Dans ce cadre, les recommandations des Centres pour le contrôle et la prévention des maladies (CDC) destinées aux vétérinaires vont dans le même sens : elles visent à réduire l’exposition du personnel en contact avec des chats ou d’autres animaux présentant une infection suspectée ou confirmée par le virus A(H5N1). Les mesures de contrôle des infections préconisées incluent notamment une sensibilisation des propriétaires au risque d’exposition, un confinement des chats lorsque le risque environnemental est élevé, et surtout l’arrêt des régimes crus (viande ou lait cru, aliments crus industriels) dans les contextes où le virus H5N1 circule.

 

Une évolution clinique aiguë

Pathogens a publié les résultats d’une étude rétrospective de cas issus de l’épidémie polonaise de 2023, incluant 22 chats dont l’infection a été confirmée en laboratoire.

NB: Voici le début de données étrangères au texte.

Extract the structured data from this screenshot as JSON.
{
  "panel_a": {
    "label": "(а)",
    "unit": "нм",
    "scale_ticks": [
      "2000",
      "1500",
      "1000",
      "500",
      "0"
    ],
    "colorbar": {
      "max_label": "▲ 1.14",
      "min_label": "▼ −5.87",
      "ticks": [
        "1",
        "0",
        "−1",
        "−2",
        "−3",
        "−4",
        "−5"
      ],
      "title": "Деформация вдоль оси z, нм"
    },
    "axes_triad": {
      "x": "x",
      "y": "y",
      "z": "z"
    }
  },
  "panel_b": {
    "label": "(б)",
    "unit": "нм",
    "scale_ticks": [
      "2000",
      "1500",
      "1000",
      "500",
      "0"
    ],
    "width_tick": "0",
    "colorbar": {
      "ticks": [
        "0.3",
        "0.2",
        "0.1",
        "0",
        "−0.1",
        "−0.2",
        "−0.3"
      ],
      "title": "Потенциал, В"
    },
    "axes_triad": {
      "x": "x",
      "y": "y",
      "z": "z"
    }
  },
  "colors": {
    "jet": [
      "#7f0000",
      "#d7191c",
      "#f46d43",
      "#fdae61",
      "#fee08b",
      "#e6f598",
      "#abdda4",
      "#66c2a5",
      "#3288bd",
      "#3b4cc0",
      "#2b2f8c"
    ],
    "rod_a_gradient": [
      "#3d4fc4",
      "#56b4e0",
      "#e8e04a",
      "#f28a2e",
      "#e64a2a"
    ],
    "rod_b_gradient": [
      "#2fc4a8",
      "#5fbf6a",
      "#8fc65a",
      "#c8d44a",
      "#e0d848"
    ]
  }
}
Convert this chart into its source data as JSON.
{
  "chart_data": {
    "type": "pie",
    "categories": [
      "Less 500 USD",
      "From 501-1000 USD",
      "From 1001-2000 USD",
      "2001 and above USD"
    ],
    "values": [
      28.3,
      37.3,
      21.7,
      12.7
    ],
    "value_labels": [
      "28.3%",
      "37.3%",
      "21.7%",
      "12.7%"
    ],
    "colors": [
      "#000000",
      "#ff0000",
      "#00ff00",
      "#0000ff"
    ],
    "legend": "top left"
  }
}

Cette série de cas enrichit les données existantes, initialement limitées aux rapports cliniques de cas isolés publiés jusqu’à présent, et offre une vue d’ensemble de l’évolution clinique, incluant les paramètres hématologiques et biochimiques, au sein d’un effectif plus important.

Le tableau clinique était dominé par l’apparition brutale d’une fièvre, d’un abattement et d’une anorexie, rapidement suivie d’une détresse respiratoire sévère et de troubles neurologiques. L’imagerie a confirmé la présence d’une pneumonie. L’évolution de la maladie a été fulgurante : tous les chats sont morts ou ont été euthanasiés quelques jours après l’apparition des signes cliniques. Ces observations réaffirment le fort tropisme respiratoire et la virulence élevée des virus de l’influenza aviaire hautement pathogène chez les félins, complétant ainsi les données antérieures provenant d’Asie, d’Europe et d’Amérique du Nord.

Lorsque des souches hautement pathogènes sont impliquées, les virus de la grippe A représentent donc une cause rarement diagnostiquée, mais cliniquement significative, de pneumonie sévère. L’association d’une apparition aiguë, d’une fièvre très élevée, d’une dyspnée marquée et de signes neurologiques concomitants doit rapidement faire suspecter une infection par le virus de la grippe aviaire hautement pathogène, en particulier chez les chats en contact avec des oiseaux sauvages, des volailles, exposés à leurs excréments ou nourris avec de la viande crue.

 

L’épisode polonais justifie d’adopter de nouveaux réflexes : lorsqu’un chat présente un syndrome fébrile aigu qui évolue rapidement vers une dyspnée et/ou des signes neurologiques, surtout en cas d’exposition avérée ou potentielle au virus, l’influenza aviaire doit faire partie du diagnostic différentiel. Sur le plan pratique, l’enjeu est de réduire le délai entre suspicion et prélèvement. La confirmation repose sur des tests PCR envoyés aux laboratoires nationaux agréés. La caractérisation rapide des souches issues de mammifères doit rester une priorité, même quand aucun cas humain n’est détecté.